“Acts of God” or avoidable political hazards: The making of Sikkim’s catastrophic dam-break disaster and learning from it.
Assigned Session: FS 3.202: Understanding Multi-Hazard Risk in Mountain Systems
Abstract ID: 3.12756 | Not reviewed | Requested as: Talk | TBA | TBA
Rinchu Doma Dukpa (1)
(1) Univerisity of Burdwan, Rampurhat College, 731224 District Birbhum, IN
Abstract
Dams are often lauded as “engineering marvels”, but dam breaks are conveniently clubbed into the category “acts of God” occurring under “force majeure”, shifting accountability from human to non-human causes.
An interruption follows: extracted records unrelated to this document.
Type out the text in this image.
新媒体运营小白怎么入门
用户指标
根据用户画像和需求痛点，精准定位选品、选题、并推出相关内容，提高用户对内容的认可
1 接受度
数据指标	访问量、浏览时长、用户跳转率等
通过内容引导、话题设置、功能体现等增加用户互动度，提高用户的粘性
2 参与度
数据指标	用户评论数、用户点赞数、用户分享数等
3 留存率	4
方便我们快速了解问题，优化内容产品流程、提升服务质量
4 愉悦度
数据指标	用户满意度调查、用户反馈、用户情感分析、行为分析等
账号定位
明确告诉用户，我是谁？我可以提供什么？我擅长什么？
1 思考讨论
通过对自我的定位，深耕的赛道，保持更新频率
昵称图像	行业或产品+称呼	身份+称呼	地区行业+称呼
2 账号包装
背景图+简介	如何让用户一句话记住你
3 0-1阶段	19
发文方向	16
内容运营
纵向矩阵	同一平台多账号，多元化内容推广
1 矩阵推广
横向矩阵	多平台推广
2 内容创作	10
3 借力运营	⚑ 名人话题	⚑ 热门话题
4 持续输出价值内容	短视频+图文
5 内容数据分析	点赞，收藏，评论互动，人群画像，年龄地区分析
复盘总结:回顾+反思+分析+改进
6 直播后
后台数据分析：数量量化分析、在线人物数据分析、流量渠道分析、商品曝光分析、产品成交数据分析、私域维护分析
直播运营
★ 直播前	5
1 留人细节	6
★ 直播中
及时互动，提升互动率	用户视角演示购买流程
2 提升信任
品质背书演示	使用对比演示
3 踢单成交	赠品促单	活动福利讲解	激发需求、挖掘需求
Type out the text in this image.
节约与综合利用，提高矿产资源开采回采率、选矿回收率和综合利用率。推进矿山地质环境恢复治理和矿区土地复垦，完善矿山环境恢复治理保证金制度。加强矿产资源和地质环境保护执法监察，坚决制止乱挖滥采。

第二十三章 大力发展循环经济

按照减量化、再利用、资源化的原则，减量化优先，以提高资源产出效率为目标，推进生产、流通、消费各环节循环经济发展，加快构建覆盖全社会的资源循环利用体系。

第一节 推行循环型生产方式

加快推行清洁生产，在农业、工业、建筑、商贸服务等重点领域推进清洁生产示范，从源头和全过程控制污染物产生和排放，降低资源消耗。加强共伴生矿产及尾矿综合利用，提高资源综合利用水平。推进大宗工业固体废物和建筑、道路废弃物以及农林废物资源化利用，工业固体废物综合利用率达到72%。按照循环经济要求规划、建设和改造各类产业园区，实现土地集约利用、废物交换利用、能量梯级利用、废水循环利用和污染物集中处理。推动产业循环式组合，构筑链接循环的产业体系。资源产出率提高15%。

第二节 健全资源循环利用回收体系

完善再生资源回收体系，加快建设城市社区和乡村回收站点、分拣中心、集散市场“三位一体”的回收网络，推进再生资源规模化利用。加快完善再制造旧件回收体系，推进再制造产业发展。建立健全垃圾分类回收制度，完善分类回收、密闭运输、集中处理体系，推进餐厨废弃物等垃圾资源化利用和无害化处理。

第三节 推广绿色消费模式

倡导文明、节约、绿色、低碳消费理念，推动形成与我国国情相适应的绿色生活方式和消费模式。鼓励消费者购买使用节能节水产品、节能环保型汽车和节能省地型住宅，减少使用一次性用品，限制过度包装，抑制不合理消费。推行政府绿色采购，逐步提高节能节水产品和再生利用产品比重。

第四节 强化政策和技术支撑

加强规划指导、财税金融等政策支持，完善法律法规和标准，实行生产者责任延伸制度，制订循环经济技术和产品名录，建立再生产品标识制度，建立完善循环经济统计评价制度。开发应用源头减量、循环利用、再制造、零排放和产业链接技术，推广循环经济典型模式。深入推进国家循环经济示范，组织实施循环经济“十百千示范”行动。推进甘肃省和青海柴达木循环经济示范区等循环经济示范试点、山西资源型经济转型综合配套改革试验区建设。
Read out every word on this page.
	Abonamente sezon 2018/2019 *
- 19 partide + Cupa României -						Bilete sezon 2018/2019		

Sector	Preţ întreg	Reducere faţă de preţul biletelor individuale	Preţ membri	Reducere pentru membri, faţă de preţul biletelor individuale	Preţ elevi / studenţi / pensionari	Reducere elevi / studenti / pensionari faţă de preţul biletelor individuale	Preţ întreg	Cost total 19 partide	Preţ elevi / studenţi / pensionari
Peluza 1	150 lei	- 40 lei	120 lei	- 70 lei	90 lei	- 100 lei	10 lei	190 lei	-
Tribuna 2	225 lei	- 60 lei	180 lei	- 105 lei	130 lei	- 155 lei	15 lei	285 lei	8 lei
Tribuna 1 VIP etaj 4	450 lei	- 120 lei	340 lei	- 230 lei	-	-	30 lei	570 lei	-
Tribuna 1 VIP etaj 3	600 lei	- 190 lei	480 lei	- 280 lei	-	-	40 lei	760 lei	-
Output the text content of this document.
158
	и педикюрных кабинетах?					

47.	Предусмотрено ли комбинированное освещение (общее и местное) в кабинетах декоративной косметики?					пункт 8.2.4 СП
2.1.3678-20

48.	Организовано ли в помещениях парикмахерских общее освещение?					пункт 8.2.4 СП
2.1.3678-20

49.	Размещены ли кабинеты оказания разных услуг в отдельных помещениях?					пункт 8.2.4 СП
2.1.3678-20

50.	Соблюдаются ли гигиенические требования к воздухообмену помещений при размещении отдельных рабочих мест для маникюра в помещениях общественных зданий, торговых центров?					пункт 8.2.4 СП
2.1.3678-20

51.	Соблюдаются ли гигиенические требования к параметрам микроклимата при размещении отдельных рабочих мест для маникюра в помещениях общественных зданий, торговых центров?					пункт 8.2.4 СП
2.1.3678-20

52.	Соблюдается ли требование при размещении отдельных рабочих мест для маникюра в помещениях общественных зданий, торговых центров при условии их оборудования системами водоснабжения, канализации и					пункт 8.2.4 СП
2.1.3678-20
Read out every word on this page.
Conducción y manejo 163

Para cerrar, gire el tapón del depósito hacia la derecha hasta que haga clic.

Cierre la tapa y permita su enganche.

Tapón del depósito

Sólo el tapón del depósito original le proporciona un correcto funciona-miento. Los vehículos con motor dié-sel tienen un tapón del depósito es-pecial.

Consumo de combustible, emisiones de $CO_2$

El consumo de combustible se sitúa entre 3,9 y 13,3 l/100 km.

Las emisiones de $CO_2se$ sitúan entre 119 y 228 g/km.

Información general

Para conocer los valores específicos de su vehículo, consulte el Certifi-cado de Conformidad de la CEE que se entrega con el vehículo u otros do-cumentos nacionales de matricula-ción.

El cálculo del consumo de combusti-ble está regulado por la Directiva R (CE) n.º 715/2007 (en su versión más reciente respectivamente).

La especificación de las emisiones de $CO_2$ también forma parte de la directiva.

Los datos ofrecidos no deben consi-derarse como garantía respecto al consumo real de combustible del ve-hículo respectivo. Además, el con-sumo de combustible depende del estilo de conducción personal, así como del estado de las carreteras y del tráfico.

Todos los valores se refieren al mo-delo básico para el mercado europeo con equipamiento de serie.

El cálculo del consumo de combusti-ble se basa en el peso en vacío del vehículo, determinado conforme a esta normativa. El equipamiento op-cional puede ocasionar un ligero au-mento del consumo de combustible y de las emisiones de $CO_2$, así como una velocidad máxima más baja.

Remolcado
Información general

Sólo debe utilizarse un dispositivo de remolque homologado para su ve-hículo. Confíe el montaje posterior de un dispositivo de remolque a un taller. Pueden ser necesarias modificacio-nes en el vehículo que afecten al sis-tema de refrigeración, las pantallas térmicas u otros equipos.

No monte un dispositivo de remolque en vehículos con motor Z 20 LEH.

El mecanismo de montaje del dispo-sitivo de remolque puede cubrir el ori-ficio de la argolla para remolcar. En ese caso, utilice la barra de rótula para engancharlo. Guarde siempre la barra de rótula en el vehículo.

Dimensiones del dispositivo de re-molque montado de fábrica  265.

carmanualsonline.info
The recent dam break disaster in the Teesta valley of Sikkim on the 4th of October 2024 falls neatly within this category. Current public and academic discourse on dams in high mountain regions is largely centered around dam development and their removal, but discourse on dam-disaster and dam hazards including dams-as-hazards has gone missing after Vajont. The Eastern Himalayan region is recently witnessing a burgeoning of dam development, dam induced ecological change and increasing natural calamities across its headwaters, which occupy a unique riverine niche. These headwaters are located in seismically active zones that runs between steeply descending slopes, escarpments and gorges, making the flow of water a powerful but risky resource to harness. Discussing the breaking of Sikkim’s largest dam – the 1200 MW Teesta Stage III, this paper will shed light on the flow of Himalayan waters as being the real hazard in-itself, while unpacking the dam-break disaster as the making of a political hazard. The focus here is to draw attention to the politics of (dam) development and its resultant politics of (dam) disaster or hazards, that has taken heavy toll on lives and properties of communities across the Teesta Valley. I shall argue through the dam-disaster linkage that dam development and dam disaster/hazard act as two sides of the same coin, both of which perpetuates and exacerbates environmental injustice in the region.